La Corée du Nord a procédé à trois essais nucléaires: en octobre 2006, mai 2009 et février 2013, des tests interdits par l'ONU et qui conduisent chaque fois à un alourdissement des sanctions internationales.

Le site de l'institut, 38 North, rappelle qu'en février 2013, le regain d'activité s'était produit deux à trois jours avant la détonation. «On ne sait pas si la Corée du Nord suivra le même calendrier».

Perturber la visite d'Obama

Pyongyang a pour sa part condamné la visite du président américain dans la péninsule, estimant qu'elle n'aurait pour résultat que d'accroître les tensions et apporter «les nuages sombres de la course à l'arme nucléaire».

Les Etats-Unis, alliés du Sud, comptent 28.500 soldats sur le territoire sud-coréen et les deux Etats conduisent tous les ans des manoeuvres conjointes qui exaspèrent le Nord.

Les analystes estiment possible que Pyongyang veuille perturber la visite du président des Etats-Unis au Sud, voisin et ennemi du Nord, en procédant à un nouvel essai nucléaire.

Mais d'autres avancent que Pyongyang ne se risquera pas à provoquer la colère de la Chine, son puissant allié et seul soutien économique de poids.

Un test nucléaire aurait pour effet immédiat d'unir le Japon, la Corée du Sud - pourtant en froid depuis plusieurs mois - et les États-Unis, et de placer la Chine dans une position embarrassante.

Selon Séoul, il pourrait aussi s'agir de simples manoeuvres destinées à faire croire à un prochain test nucléaire.

La visite d'Obama s'est par ailleurs déroulée dans un pays en deuil, après le naufrage d'un ferry qui a fait 300 victimes, des lycéens pour la plupart.

Le président des Etats-Unis et son homologue sud-coréenne, Park Geun-Hye, se sont recueillis quelques minutes en silence avant que l'Américain remette à la Sud-Coréenne le drapeau américain qui flottait sur la Maison Blanche le jour de la catastrophe, le 16 avril, de la part de son pays.

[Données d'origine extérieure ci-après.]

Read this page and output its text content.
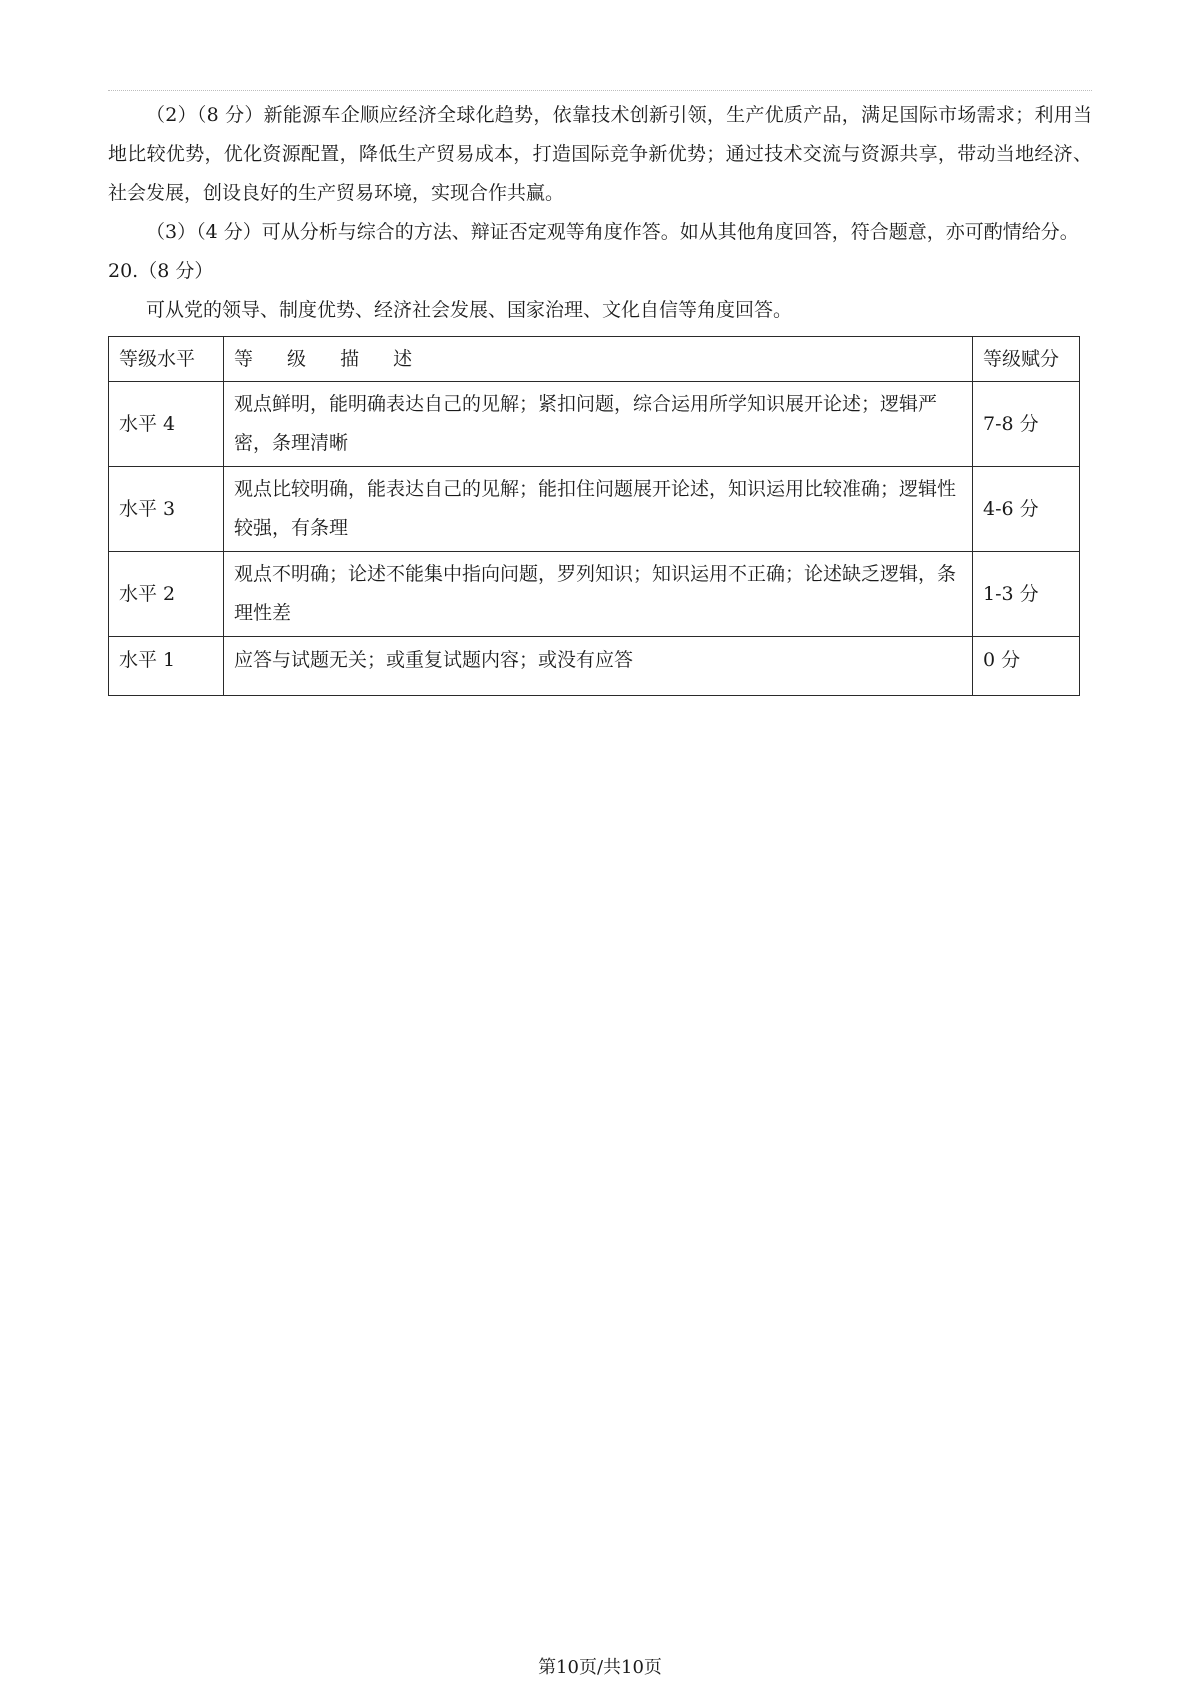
（2）（8 分）新能源车企顺应经济全球化趋势，依靠技术创新引领，生产优质产品，满足国际市场需求；利用当地比较优势，优化资源配置，降低生产贸易成本，打造国际竞争新优势；通过技术交流与资源共享，带动当地经济、社会发展，创设良好的生产贸易环境，实现合作共赢。

（3）（4 分）可从分析与综合的方法、辩证否定观等角度作答。如从其他角度回答，符合题意，亦可酌情给分。

20.（8 分）

可从党的领导、制度优势、经济社会发展、国家治理、文化自信等角度回答。

等级水平	等 级 描 述	等级赋分
水平 4	观点鲜明，能明确表达自己的见解；紧扣问题，综合运用所学知识展开论述；逻辑严密，条理清晰	7-8 分
水平 3	观点比较明确，能表达自己的见解；能扣住问题展开论述，知识运用比较准确；逻辑性较强，有条理	4-6 分
水平 2	观点不明确；论述不能集中指向问题，罗列知识；知识运用不正确；论述缺乏逻辑，条理性差	1-3 分
水平 1	应答与试题无关；或重复试题内容；或没有应答	0 分
第10页/共10页
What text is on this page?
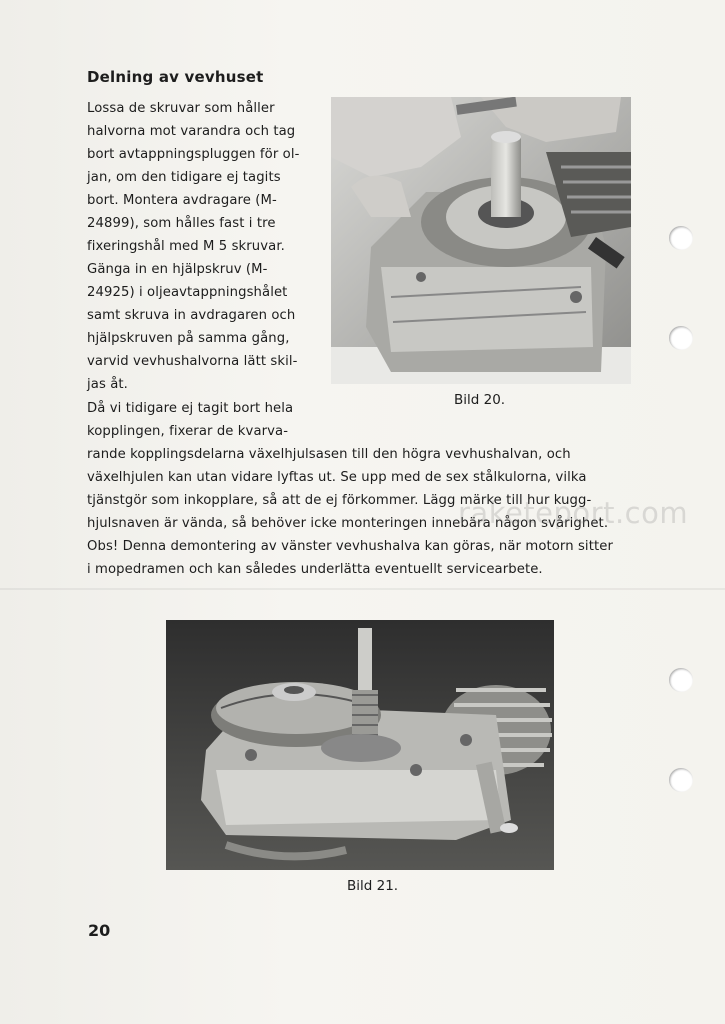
Delning av vevhuset
Lossa de skruvar som håller
halvorna mot varandra och tag
bort avtappningspluggen för ol-
jan, om den tidigare ej tagits
bort. Montera avdragare (M-
24899), som hålles fast i tre
fixeringshål med M 5 skruvar.
Gänga in en hjälpskruv (M-
24925) i oljeavtappningshålet
samt skruva in avdragaren och
hjälpskruven på samma gång,
varvid vevhushalvorna lätt skil-
jas åt.
Då vi tidigare ej tagit bort hela
kopplingen, fixerar de kvarva-
rande kopplingsdelarna växelhjulsa⁠sen till den högra vevhushalvan, och
växelhjulen kan utan vidare lyftas ut. Se upp med de sex stålkulorna, vilka
tjänstgör som inkopplare, så att de ej förkommer. Lägg märke till hur kugg-
hjulsnaven är vända, så behöver icke monteringen innebära någon svårighet.
Obs! Denna demontering av vänster vevhushalva kan göras, när motorn sitter
i mopedramen och kan således underlätta eventuellt servicearbete.
raketeport.com
Bild 20.
Bild 21.
20
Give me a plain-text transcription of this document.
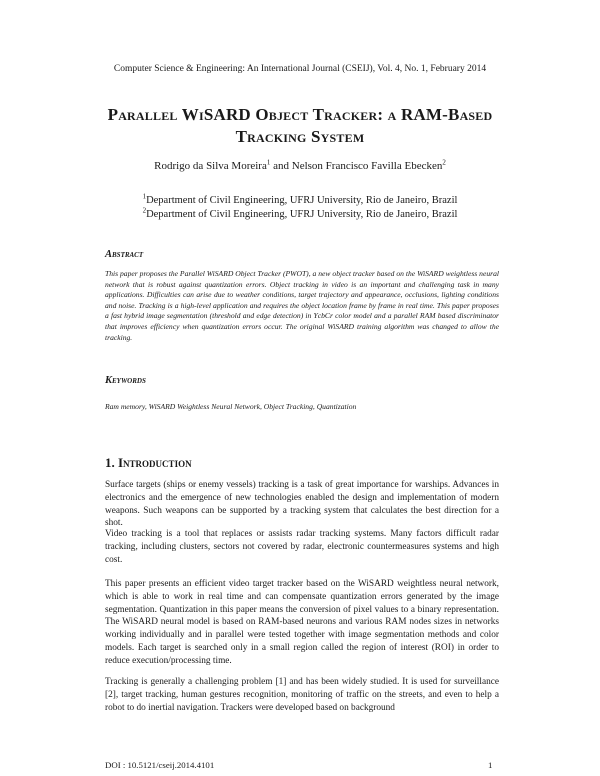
Computer Science & Engineering: An International Journal (CSEIJ), Vol. 4, No. 1, February 2014
Parallel WiSARD Object Tracker: a RAM-Based Tracking System
Rodrigo da Silva Moreira$^1$ and Nelson Francisco Favilla Ebecken$^2$
$^1$Department of Civil Engineering, UFRJ University, Rio de Janeiro, Brazil
$^2$Department of Civil Engineering, UFRJ University, Rio de Janeiro, Brazil
Abstract
This paper proposes the Parallel WiSARD Object Tracker (PWOT), a new object tracker based on the WiSARD weightless neural network that is robust against quantization errors. Object tracking in video is an important and challenging task in many applications. Difficulties can arise due to weather conditions, target trajectory and appearance, occlusions, lighting conditions and noise. Tracking is a high-level application and requires the object location frame by frame in real time. This paper proposes a fast hybrid image segmentation (threshold and edge detection) in YcbCr color model and a parallel RAM based discriminator that improves efficiency when quantization errors occur. The original WiSARD training algorithm was changed to allow the tracking.
Keywords
Ram memory, WiSARD Weightless Neural Network, Object Tracking, Quantization
1. Introduction
Surface targets (ships or enemy vessels) tracking is a task of great importance for warships. Advances in electronics and the emergence of new technologies enabled the design and implementation of modern weapons. Such weapons can be supported by a tracking system that calculates the best direction for a shot.
Video tracking is a tool that replaces or assists radar tracking systems. Many factors difficult radar tracking, including clusters, sectors not covered by radar, electronic countermeasures systems and high cost.
This paper presents an efficient video target tracker based on the WiSARD weightless neural network, which is able to work in real time and can compensate quantization errors generated by the image segmentation. Quantization in this paper means the conversion of pixel values to a binary representation. The WiSARD neural model is based on RAM-based neurons and various RAM nodes sizes in networks working individually and in parallel were tested together with image segmentation methods and color models. Each target is searched only in a small region called the region of interest (ROI) in order to reduce execution/processing time.
Tracking is generally a challenging problem [1] and has been widely studied. It is used for surveillance [2], target tracking, human gestures recognition, monitoring of traffic on the streets, and even to help a robot to do inertial navigation. Trackers were developed based on background
DOI : 10.5121/cseij.2014.4101	1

«J'ai tout à fait conscience que ma visite a lieu à un moment de deuil pour la population du pays, a déclaré Barack Obama. Pour le moment, je souhaite juste exprimer, de la part du peuple américain, mes condoléances pour la perte inestimable qui vient de se produire».

Le Sewol a sombré en début de matinée mercredi 16 avril au large de la côte méridionale de la Corée. Le dernier bilan faisait état de 183 morts et 119 disparus, présumés noyées, dans le bateau qui transportait 476 personnes, dont 352 lycéens d'une même école du sud de Séoul.

Les médias sud-coréens continuaient vendredi de faire une large part au drame du Sewol, réduisant à la portion congrue la visite du président américain.

Après un dîner officiel vendredi soir, Barack Obama devait rencontrer samedi quelques uns des soldats américains stationnés dans le sud de la péninsule, avant de s'envoler en milieu de la journée vers la Malaisie.